The Conservative government has rejected calls to change a controversial cyberbullying bill, preserving a broad range of new police surveillance powers that critics warn will infringe on Canadians' privacy rights.
The House of Commons Justice Committee wrapped up its review of Bill C-13 on Thursday, with the Conservative-dominated committee voting down nearly every proposed amendment.
They did so despite calls from the federal privacy commissioner, provincial commissioners, civil liberties groups and other experts to change parts of the bill to rein in the broad surveillance powers and warrantless access to private information.
(How are Canada's privacy laws about to change? Read The Globe's easy explanation)
The bill was tabled as an anti-cyberbullying law, but also gives telecommunications companies immunity for handing private data over to police without a warrant. It creates a range of new surveillance warrants, such as one allowing police to install software on someone's phone, with what critics say is too low an evidence threshold – in other words, they warn it will be too easy for police to get approval to spy on Canadians. Finally, the bill hands the broad new powers to a range of public officials, not just police.
"It's a sad day for the respect of privacy. This is a bad day for Canadians," said Liberal MP Sean Casey, a member of the committee. "In the name of victims of cyberbullying, wide-sweeping powers for the invasion of people's privacy has been granted."
Nearly all the opposition amendments, including those from Mr. Casey and NDP MP Françoise Boivin, were rejected in clause-by-clause consideration on Tuesday and Thursday.
"I'm very, very disappointed, but I'm not surprised," Ms. Boivin said. "This is a government that's not listening to anything but its own tune. There were some reasonable amendments there…. [it's] another bill that we'll have to fix when we form government."

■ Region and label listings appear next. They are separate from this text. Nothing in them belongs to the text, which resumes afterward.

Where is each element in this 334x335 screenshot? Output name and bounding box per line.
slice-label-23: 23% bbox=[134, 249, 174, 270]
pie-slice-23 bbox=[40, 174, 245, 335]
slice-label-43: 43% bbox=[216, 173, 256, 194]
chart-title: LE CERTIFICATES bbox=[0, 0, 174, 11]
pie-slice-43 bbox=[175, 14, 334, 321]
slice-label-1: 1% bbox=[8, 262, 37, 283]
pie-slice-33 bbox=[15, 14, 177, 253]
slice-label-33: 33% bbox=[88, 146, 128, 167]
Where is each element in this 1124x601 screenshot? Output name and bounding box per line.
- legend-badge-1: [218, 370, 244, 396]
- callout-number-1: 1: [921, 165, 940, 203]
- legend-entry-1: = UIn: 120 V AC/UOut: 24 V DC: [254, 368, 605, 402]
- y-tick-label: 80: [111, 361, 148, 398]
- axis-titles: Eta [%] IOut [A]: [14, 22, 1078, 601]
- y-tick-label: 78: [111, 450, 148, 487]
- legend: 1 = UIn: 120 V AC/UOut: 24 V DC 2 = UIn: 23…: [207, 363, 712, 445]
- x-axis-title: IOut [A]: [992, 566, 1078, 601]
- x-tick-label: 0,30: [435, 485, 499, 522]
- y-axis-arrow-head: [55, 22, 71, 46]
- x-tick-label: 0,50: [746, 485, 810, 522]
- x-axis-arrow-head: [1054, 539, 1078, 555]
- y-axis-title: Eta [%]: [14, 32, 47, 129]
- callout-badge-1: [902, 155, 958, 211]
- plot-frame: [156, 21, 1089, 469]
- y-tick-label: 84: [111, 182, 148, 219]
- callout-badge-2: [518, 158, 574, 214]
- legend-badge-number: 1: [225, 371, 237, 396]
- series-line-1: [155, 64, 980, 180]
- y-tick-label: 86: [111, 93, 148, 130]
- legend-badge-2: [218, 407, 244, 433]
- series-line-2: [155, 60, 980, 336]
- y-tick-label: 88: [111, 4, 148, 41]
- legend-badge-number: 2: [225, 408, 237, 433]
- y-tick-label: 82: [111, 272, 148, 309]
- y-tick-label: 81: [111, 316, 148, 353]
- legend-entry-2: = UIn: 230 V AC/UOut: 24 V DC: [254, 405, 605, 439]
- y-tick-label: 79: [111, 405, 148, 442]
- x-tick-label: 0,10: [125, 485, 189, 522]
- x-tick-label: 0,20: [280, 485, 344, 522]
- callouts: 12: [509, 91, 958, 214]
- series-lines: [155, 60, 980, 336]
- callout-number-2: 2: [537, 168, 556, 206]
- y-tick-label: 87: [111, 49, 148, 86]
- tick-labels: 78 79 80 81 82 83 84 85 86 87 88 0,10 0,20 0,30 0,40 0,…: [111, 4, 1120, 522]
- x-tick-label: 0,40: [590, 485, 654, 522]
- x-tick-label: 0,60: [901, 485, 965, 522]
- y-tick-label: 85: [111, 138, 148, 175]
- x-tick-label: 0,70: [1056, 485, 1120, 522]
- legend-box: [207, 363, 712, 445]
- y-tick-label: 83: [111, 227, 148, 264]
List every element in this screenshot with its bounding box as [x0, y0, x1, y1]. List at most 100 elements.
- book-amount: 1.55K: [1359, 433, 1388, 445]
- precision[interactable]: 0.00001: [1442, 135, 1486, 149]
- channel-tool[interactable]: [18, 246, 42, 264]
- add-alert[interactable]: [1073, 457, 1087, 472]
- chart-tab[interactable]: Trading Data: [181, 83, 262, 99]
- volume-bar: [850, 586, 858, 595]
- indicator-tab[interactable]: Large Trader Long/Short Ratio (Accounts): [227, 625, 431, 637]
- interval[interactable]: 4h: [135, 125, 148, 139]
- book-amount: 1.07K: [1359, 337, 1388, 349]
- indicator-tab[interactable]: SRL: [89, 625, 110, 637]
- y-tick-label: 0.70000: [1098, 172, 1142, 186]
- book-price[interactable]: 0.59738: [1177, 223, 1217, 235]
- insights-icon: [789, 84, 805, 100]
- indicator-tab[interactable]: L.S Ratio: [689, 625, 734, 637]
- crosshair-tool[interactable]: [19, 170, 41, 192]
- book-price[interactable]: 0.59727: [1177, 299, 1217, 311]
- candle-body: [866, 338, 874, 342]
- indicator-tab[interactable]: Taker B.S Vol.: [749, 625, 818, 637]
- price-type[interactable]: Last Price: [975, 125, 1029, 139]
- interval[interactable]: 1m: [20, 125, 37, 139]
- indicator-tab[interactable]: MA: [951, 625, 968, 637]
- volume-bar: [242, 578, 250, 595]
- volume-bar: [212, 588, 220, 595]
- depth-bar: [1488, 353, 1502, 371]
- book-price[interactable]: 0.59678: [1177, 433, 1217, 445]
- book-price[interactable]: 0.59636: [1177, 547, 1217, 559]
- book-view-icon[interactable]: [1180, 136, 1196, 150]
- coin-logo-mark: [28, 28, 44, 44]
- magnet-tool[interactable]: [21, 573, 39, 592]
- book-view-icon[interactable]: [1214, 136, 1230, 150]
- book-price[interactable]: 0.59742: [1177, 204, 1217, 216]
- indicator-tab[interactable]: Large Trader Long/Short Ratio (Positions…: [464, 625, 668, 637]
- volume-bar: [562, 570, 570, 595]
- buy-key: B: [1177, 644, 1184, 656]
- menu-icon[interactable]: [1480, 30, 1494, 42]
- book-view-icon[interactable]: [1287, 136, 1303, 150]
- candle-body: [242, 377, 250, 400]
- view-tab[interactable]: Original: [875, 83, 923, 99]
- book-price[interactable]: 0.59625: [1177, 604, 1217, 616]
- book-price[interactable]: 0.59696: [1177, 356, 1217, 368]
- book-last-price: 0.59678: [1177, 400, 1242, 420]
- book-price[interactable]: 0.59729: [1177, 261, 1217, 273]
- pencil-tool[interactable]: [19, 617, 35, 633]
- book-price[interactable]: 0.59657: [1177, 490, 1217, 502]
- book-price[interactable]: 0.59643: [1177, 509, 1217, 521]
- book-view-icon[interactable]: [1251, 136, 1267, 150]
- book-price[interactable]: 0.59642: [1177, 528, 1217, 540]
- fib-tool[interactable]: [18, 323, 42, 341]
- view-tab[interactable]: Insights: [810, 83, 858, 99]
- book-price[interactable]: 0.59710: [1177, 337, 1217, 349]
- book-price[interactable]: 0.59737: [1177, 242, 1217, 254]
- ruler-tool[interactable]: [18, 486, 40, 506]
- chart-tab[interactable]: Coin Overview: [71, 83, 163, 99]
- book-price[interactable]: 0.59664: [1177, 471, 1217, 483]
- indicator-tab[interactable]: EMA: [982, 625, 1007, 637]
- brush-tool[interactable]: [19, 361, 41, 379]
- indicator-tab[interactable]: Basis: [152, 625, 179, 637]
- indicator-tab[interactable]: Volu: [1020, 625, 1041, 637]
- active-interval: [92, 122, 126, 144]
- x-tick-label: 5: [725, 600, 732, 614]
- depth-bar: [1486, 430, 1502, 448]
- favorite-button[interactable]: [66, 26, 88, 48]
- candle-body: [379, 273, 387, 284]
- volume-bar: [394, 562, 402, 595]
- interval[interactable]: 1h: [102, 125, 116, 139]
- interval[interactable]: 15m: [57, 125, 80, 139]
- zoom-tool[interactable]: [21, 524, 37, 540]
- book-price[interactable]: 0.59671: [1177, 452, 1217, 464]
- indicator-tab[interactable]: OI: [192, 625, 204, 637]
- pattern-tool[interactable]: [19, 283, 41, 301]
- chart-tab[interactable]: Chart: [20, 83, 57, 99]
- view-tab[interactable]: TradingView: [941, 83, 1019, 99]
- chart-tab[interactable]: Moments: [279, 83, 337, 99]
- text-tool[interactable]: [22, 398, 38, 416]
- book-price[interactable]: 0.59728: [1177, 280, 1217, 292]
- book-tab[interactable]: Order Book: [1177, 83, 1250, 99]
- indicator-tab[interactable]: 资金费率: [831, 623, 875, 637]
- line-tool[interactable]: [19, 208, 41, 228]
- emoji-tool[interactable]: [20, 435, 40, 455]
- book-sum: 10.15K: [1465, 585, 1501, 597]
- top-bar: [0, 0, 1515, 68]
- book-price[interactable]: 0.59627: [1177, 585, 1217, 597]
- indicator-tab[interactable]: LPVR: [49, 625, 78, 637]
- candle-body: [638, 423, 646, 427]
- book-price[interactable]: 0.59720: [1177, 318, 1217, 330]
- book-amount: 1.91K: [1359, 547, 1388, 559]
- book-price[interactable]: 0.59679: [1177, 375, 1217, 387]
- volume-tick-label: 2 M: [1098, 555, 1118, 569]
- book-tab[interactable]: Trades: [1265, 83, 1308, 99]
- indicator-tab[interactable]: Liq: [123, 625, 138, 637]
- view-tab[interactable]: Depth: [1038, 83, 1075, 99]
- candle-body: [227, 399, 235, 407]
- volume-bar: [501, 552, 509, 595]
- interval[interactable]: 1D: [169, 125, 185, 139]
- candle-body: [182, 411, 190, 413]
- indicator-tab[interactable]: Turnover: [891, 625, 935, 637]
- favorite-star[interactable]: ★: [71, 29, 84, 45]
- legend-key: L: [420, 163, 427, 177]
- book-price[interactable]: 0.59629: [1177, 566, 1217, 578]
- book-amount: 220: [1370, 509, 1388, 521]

The Conservatives voted down a range of amendments that would have removed the immunity for telecommunications companies, who will be permitted to hand data over to police or other public officials, like a border guard, on request without a warrant or judicial oversight. Canadian government agencies made 1.2 million such requests in 2011.
Of 58 pages of opposition amendments, the government only accepted one, but only after changing the amendment. Mr. Casey had asked for a review within three years of the bill becoming law. The government agreed to a seven-year review – more than two federal elections from when the bill will become law.
"As far as I'm concerned, it's meaningless. Before seven years is up there'll be a change in government and this will be reviewed and changed. So it's a Pyrrhic victory," Mr. Casey said.
Both he and Ms. Boivin signalled that a Liberal or NDP government would repeal or change the bill.
"I think that any progressive thinking government will do that. And I think any minority would be likely to do that," Mr. Casey said. "This bill will be back at parliamentary committee for amendment before seven years, so the amendment that was granted today was meaningless."
The bill is one of several before parliament that affect privacy rights. C-13 and S-4, the Digital Privacy Act, are not expected to pass before the summer break. Bill C-31, a budget bill that also allows the Canada Revenue Agency to hand a person's private tax information over to police voluntarily, is expected to pass in the coming days.
Bill C-13 was tabled after high-profile bullying cases of Amanda Todd, Rehtaeh Parsons and Jamie Hubley. It is widely supported by victims' rights groups, and government says the cyberbullying provisions – making non-consensual sharing of an intimate image a crime – go hand-in-hand with the new police powers.
Civil liberties groups, lawyers, privacy watchdogs and other experts, however, had called for several changes to the bill. C-13 will now return to the House of Commons. After passing third reading, it will still need to be passed by the Senate.